Lire Lolita à Téhéran - Azar Nafisi

... ou Gatsby chez les ayatollahs
Note :

   Après ses études universitaires aux Etats-Unis, Azar Nafisi est rentrée dans son pays d'origine - l'Iran - et elle a commencé enseigner la littérature anglaise à l'université de Téhéran. C'était au tout début de la révolution islamique...
   
    Très vite, Azar Nafisi s'est retrouvée aux prises avec la censure, la peur d'être dénoncée pour "immoralité" ("faute" que certains de ses collègues ont payée de leur vie), l'impossibilité de nouer un dialogue avec certains de ses étudiants, bien décidés à n'aborder la littérature occidentale qu'en regard des préceptes de l'Islam le plus radical. Je vous laisse imaginer les jugements prononcés à l'égard de Daisy Miller (une dévergondée qui a bien mérité son destin tragique, la fièvre romaine lui évitant somme toute la lapidation) ou sur Gatsby (doublement coupable, d'adultère et de consommer de l'alcool...). Dans le cas de Gatsby, le débat est bel et bien allé jusqu'à un procès, ce qui donne lieu à une scène parfaitement surréaliste, confrontant l'obscurantisme le plus primaire à un véritable débat sur le rôle de la fiction: la fiction romanesque doit-elle nécessairement susciter une réflexion morale? Cette scène de procès eût pu être très drôle, si elle ne donnait pas franchement froid dans le dos...
   
   "Lire Lolita à Téhéran" est un très beau témoignage sur la vie d'une femme dans la République Islamique d'Iran: son expulsion de l'université de Téhéran suite à son refus de porter le voile, la période de quasi-réclusion qui a suivi, la naissance de ses enfants - un grand bonheur et un sujet d'angoisse, alors que Téhéran est régulièrement pilonnée par les bombes irakiennes -, le choix après quelques années de retrouver l'enseignement - dûment enveloppée dans son tchador, une capitulation douloureuse -, sa décision d'organiser un cours de littérature clandestin pour quelques étudiantes passionnées et finalement, le choix très douloureux de quitter l'Iran pour les Etats-Unis où ce livre a été écrit.
   
   Et surtout "Lire Lolita à Téhéran" est un hymne au pouvoir de la littérature, comme mince espace de liberté dans les ténèbres d'une dictature, un hymne à la puissance des mots et de l'imaginaire, aux couleurs de la poésie et de la fiction face aux schémas de pensée trop assurés.
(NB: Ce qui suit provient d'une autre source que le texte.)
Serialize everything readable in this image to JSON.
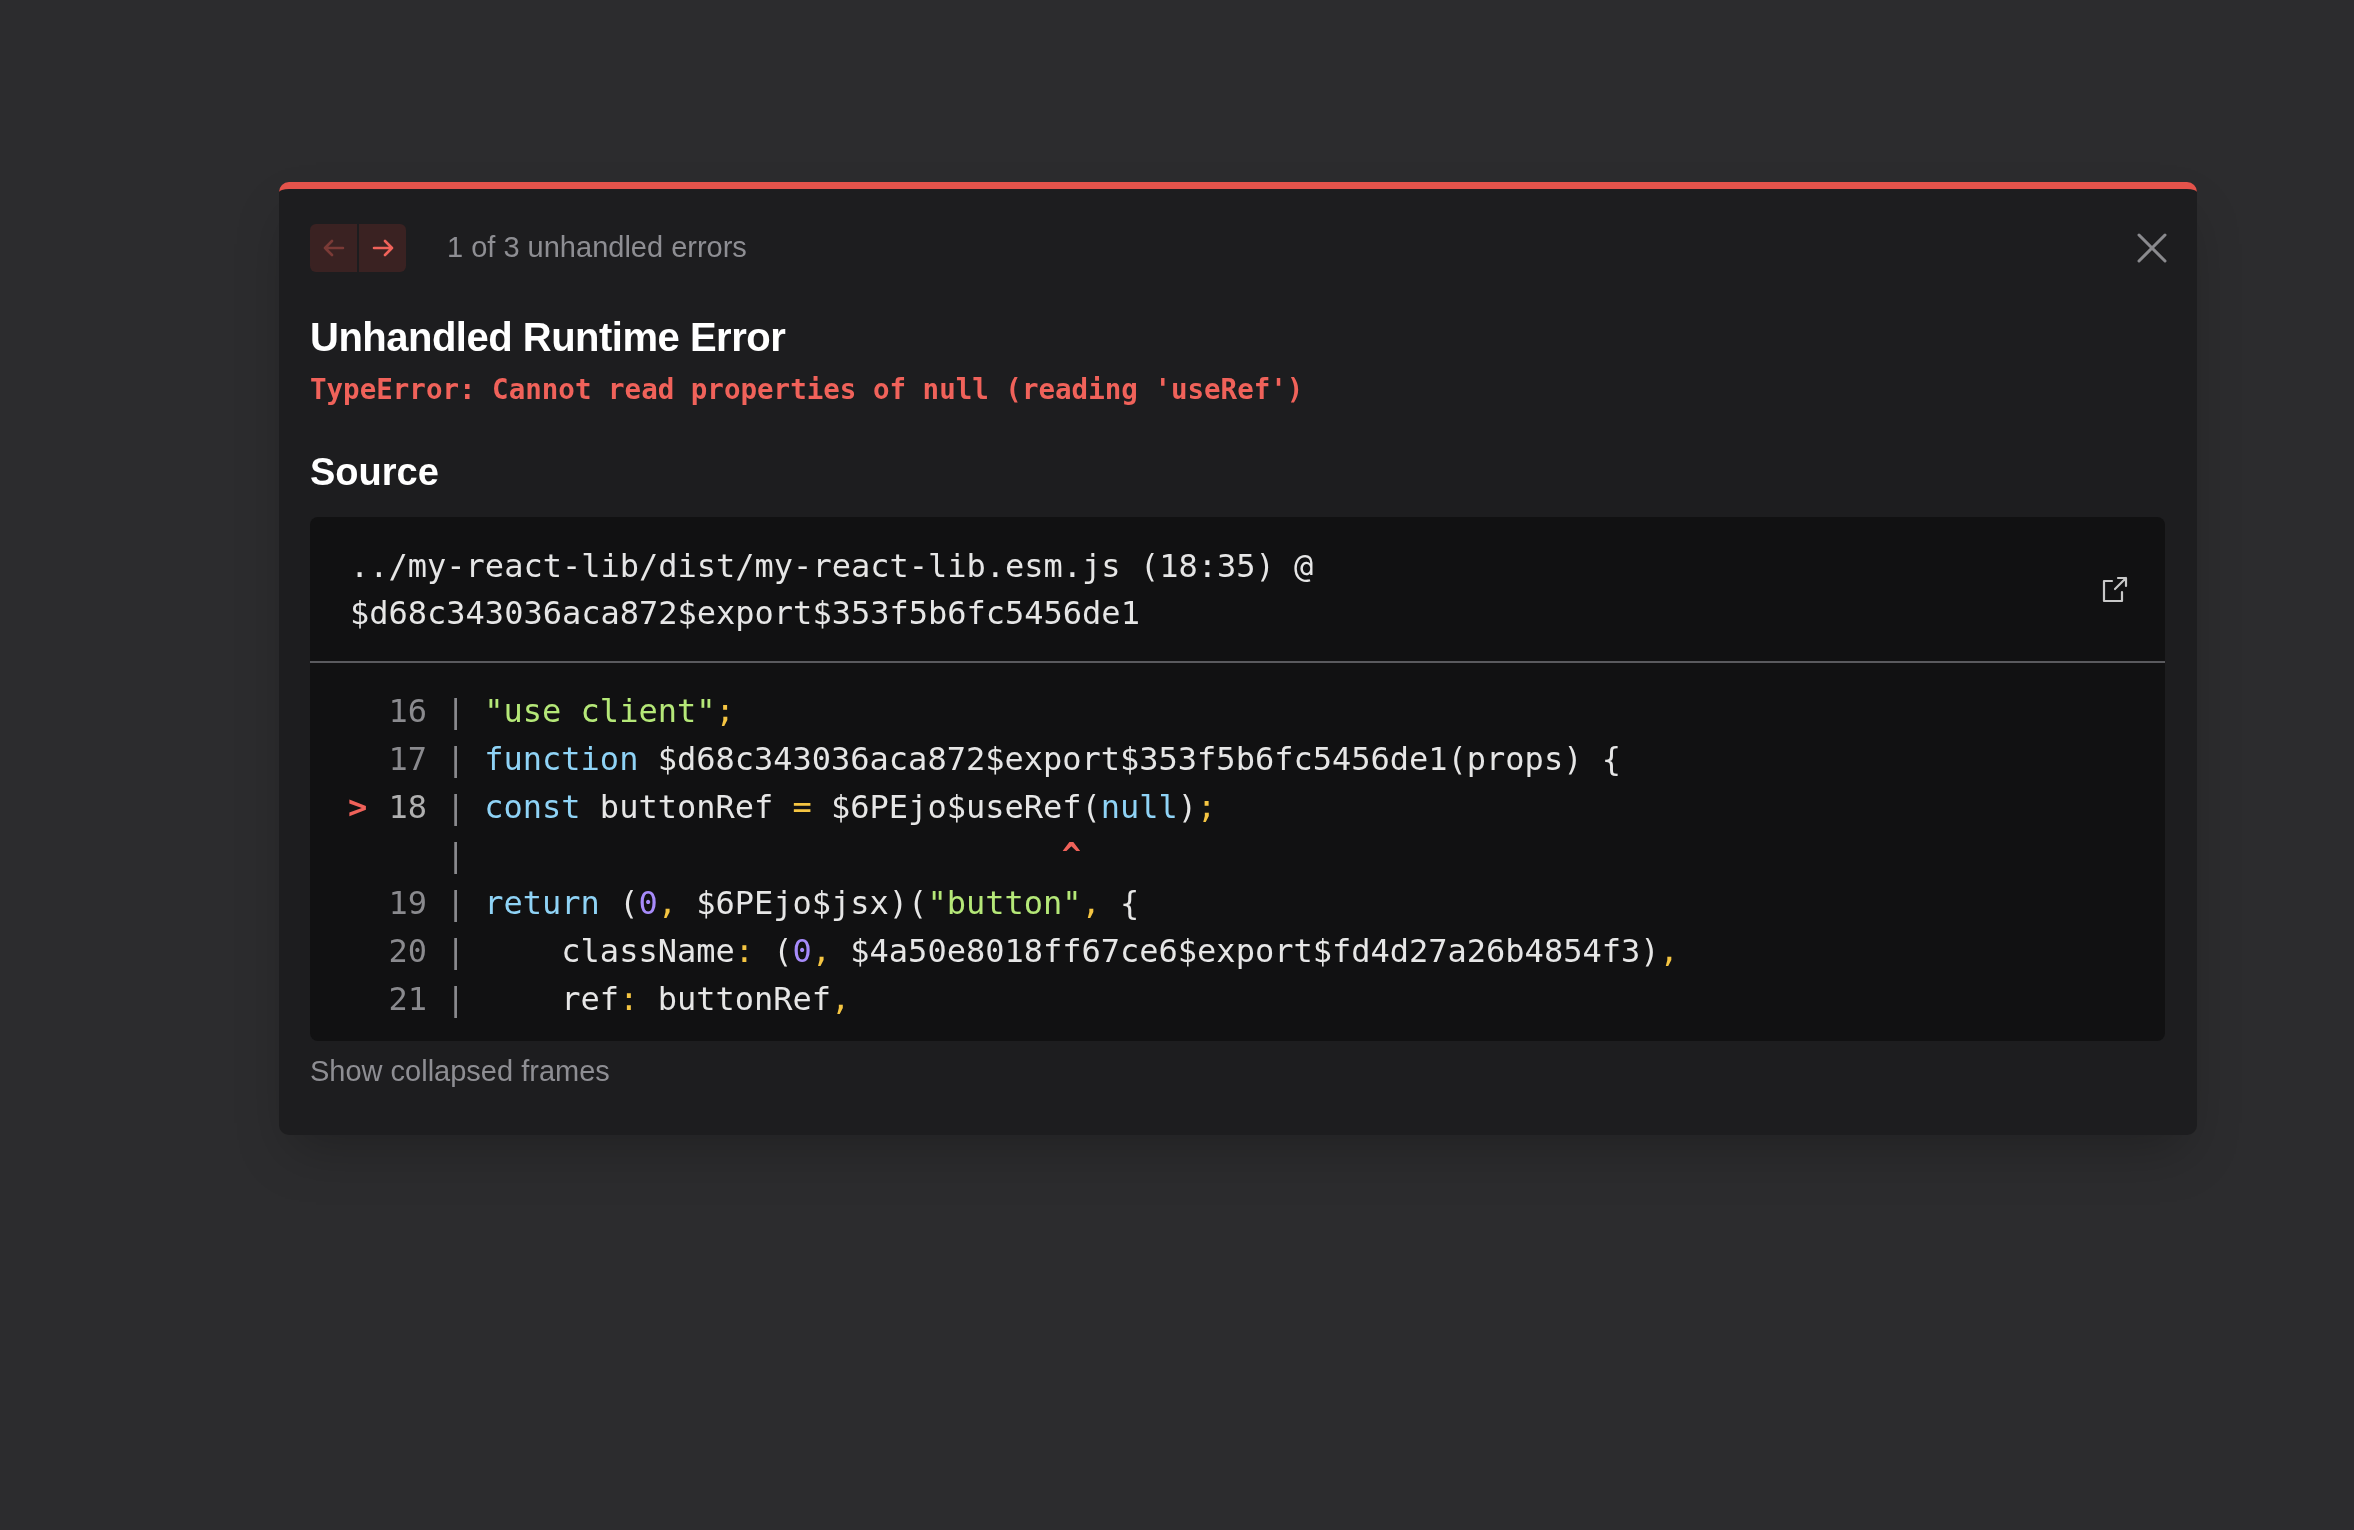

Je crois qu'il est impossible de rester insensible à l'enthousiasme communicatif d'Azar Nafisi pour les écrivains qu'elle aime: Henry James (je me suis plongée dans Daisy Miller, sitôt refermé "Lire Lolita à Téhéran"), Scott Fitzgerald, Nabokov (j'ai bien envie de lui donner une nouvelle chance...), Jane Austen, "Les Mille et Une Nuits", et Saul Bellow (que j'ai depuis commencé à découvrir avec un réel bonheur). Bref, c'est un livre que je ne peux que recommander très chaleureusement sur ce site d'amoureux des livres.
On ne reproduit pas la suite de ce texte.